Vypadal prý stejně jako je vyobrazen na spoustě ilustrací,z čehož Josef usuzoval že ho už někdy někdo musel spatřit.Bůh rozdělil nějaké úkoly a když viděl Josefa,zeptal se: „Co ten tady dělá?Odveďte ho vedle,nemusí všechno vidět.“Potom Josefa odvedli do vedlejší jeskyně a Bůh mu řekl že tady na tom velkém kameni přespí.Josef namítl že mu bude zima,ale dostalo se mu ujištění že určitě nebude.A skutečně mu prý bylo celou dobu teplo.
Potom si vzpomínám jak letěli po několika dnech domů a už z výšky Josef viděl otce jak pase krávy a začal se obávat trestu.Bál se že dostane výprask.Ale po přistání Franta otci všechno vysvětlil a bylo to v pořádku.
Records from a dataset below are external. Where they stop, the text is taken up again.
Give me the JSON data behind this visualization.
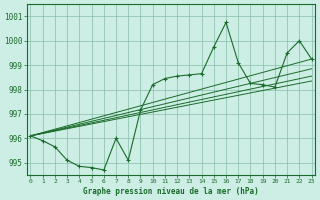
{
  "title": "Graphe pression niveau de la mer (hPa)",
  "background_color": "#cceee4",
  "grid_color": "#88bbaa",
  "line_color": "#1a6b2a",
  "ylim": [
    994.5,
    1001.5
  ],
  "xlim": [
    -0.3,
    23.3
  ],
  "yticks": [
    995,
    996,
    997,
    998,
    999,
    1000,
    1001
  ],
  "xticks": [
    0,
    1,
    2,
    3,
    4,
    5,
    6,
    7,
    8,
    9,
    10,
    11,
    12,
    13,
    14,
    15,
    16,
    17,
    18,
    19,
    20,
    21,
    22,
    23
  ],
  "main_data": [
    996.1,
    995.9,
    995.65,
    995.1,
    994.85,
    994.8,
    994.7,
    996.0,
    995.1,
    997.15,
    998.2,
    998.45,
    998.55,
    998.6,
    998.65,
    999.75,
    1000.75,
    999.1,
    998.25,
    998.2,
    998.1,
    999.5,
    1000.0,
    999.25
  ],
  "band_lines": [
    {
      "x0": 0,
      "y0": 996.1,
      "x1": 23,
      "y1": 999.25
    },
    {
      "x0": 0,
      "y0": 996.1,
      "x1": 23,
      "y1": 998.85
    },
    {
      "x0": 0,
      "y0": 996.1,
      "x1": 23,
      "y1": 998.55
    },
    {
      "x0": 0,
      "y0": 996.1,
      "x1": 23,
      "y1": 998.35
    }
  ]
}
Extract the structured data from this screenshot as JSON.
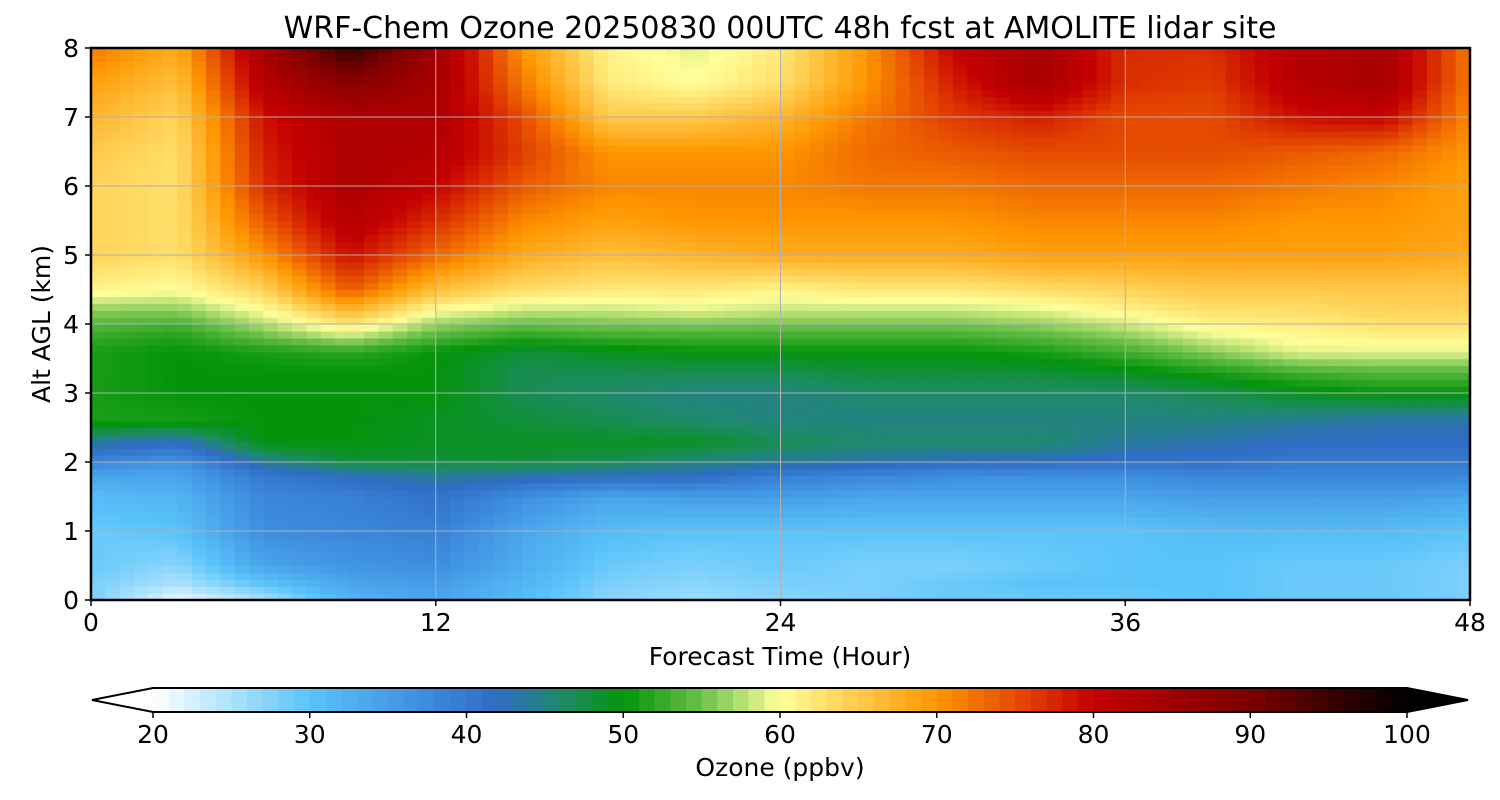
{
  "chart_data": {
    "type": "heatmap",
    "title": "WRF-Chem Ozone  20250830 00UTC 48h fcst at AMOLITE lidar site",
    "xlabel": "Forecast Time (Hour)",
    "ylabel": "Alt AGL (km)",
    "xlim": [
      0,
      48
    ],
    "ylim": [
      0,
      8
    ],
    "xticks": [
      "0",
      "12",
      "24",
      "36",
      "48"
    ],
    "yticks": [
      "0",
      "1",
      "2",
      "3",
      "4",
      "5",
      "6",
      "7",
      "8"
    ],
    "grid": true,
    "x": [
      0,
      3,
      6,
      9,
      12,
      15,
      18,
      21,
      24,
      27,
      30,
      33,
      36,
      39,
      42,
      45,
      48
    ],
    "y": [
      0,
      0.25,
      0.5,
      1,
      1.5,
      1.8,
      2,
      2.3,
      2.6,
      3,
      3.3,
      3.6,
      3.9,
      4.2,
      4.5,
      5,
      5.5,
      6,
      6.5,
      7,
      7.5,
      8
    ],
    "z": [
      [
        28,
        21,
        25,
        32,
        34,
        31,
        27,
        26,
        27,
        28,
        29,
        29,
        29,
        30,
        29,
        29,
        28
      ],
      [
        28,
        25,
        30,
        34,
        35,
        32,
        28,
        27,
        28,
        28,
        29,
        30,
        30,
        30,
        29,
        29,
        28
      ],
      [
        29,
        27,
        34,
        36,
        37,
        33,
        29,
        28,
        29,
        28,
        28,
        29,
        30,
        30,
        29,
        29,
        28
      ],
      [
        29,
        30,
        37,
        38,
        39,
        34,
        31,
        30,
        30,
        30,
        30,
        30,
        30,
        31,
        31,
        31,
        30
      ],
      [
        31,
        32,
        38,
        39,
        41,
        37,
        34,
        35,
        35,
        34,
        34,
        34,
        34,
        35,
        35,
        35,
        34
      ],
      [
        34,
        34,
        40,
        42,
        44,
        43,
        42,
        42,
        39,
        38,
        37,
        37,
        37,
        38,
        38,
        38,
        38
      ],
      [
        38,
        36,
        44,
        48,
        48,
        48,
        47,
        45,
        44,
        43,
        42,
        42,
        41,
        41,
        40,
        40,
        40
      ],
      [
        44,
        42,
        50,
        50,
        49,
        49,
        49,
        49,
        47,
        46,
        46,
        46,
        44,
        43,
        42,
        42,
        42
      ],
      [
        51,
        51,
        50,
        50,
        49,
        48,
        47,
        46,
        45,
        45,
        45,
        45,
        45,
        45,
        44,
        43,
        43
      ],
      [
        51,
        50,
        50,
        50,
        50,
        47,
        46,
        45,
        45,
        46,
        46,
        46,
        46,
        47,
        49,
        50,
        50
      ],
      [
        51,
        50,
        50,
        50,
        50,
        47,
        47,
        47,
        47,
        48,
        48,
        48,
        49,
        51,
        53,
        54,
        54
      ],
      [
        51,
        50,
        51,
        52,
        50,
        48,
        49,
        50,
        50,
        50,
        50,
        51,
        53,
        56,
        59,
        59,
        59
      ],
      [
        53,
        52,
        56,
        60,
        55,
        53,
        54,
        54,
        54,
        54,
        54,
        55,
        57,
        60,
        61,
        62,
        62
      ],
      [
        56,
        56,
        60,
        67,
        60,
        58,
        58,
        59,
        58,
        58,
        58,
        59,
        61,
        63,
        63,
        64,
        64
      ],
      [
        61,
        60,
        64,
        74,
        66,
        63,
        62,
        62,
        61,
        62,
        62,
        63,
        64,
        65,
        65,
        65,
        65
      ],
      [
        64,
        63,
        70,
        79,
        73,
        68,
        66,
        67,
        68,
        68,
        68,
        69,
        69,
        69,
        69,
        69,
        68
      ],
      [
        64,
        63,
        74,
        82,
        77,
        71,
        69,
        70,
        70,
        70,
        70,
        71,
        71,
        71,
        70,
        70,
        69
      ],
      [
        64,
        63,
        77,
        83,
        80,
        74,
        71,
        71,
        71,
        72,
        72,
        73,
        73,
        73,
        72,
        71,
        69
      ],
      [
        65,
        63,
        78,
        83,
        82,
        76,
        70,
        70,
        70,
        73,
        74,
        75,
        75,
        75,
        74,
        73,
        70
      ],
      [
        67,
        64,
        79,
        83,
        83,
        75,
        65,
        65,
        67,
        72,
        76,
        78,
        75,
        75,
        79,
        80,
        71
      ],
      [
        69,
        66,
        82,
        88,
        84,
        72,
        62,
        60,
        63,
        70,
        78,
        84,
        77,
        76,
        82,
        84,
        72
      ],
      [
        72,
        68,
        84,
        96,
        85,
        70,
        61,
        59,
        62,
        70,
        80,
        84,
        77,
        77,
        82,
        84,
        72
      ]
    ],
    "colorbar": {
      "label": "Ozone  (ppbv)",
      "min": 20,
      "max": 100,
      "extend": "both",
      "ticks": [
        "20",
        "30",
        "40",
        "50",
        "60",
        "70",
        "80",
        "90",
        "100"
      ],
      "stops": [
        [
          20,
          "#ffffff"
        ],
        [
          30,
          "#5ac4fa"
        ],
        [
          37,
          "#3e8ee0"
        ],
        [
          42,
          "#2f6cc4"
        ],
        [
          46,
          "#1e8a6a"
        ],
        [
          50,
          "#03940b"
        ],
        [
          55,
          "#6bc04a"
        ],
        [
          60,
          "#ffff9a"
        ],
        [
          64,
          "#ffd45a"
        ],
        [
          70,
          "#ff9600"
        ],
        [
          76,
          "#e03c00"
        ],
        [
          80,
          "#c40000"
        ],
        [
          90,
          "#7a0000"
        ],
        [
          100,
          "#000000"
        ]
      ]
    }
  }
}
Od té doby měl Josef léčitelské schopnosti,viděl auru,svařoval kosti atd. Jezdili k němu davy lidí,kterým pomáhal.Také si vzpomínám že se několikrát setkal se zjevením Panny Marie,Podrobnosti už jsem zapomněl…
Ani nevím zda ještě dne léčí,ale asi ano.Kdyby jste ho chtěli kontaktovat,posílám v příloze obrázek na kterém je telefon a místo pobytu.Myslím že jeho příběh stojí za to.Bohužel už si z přednášky nepamatuji podrobnosti a určitě neřekl tenkrát všechno.
Přeji Vám všem mnoho štěstí a zajímavých zážitků.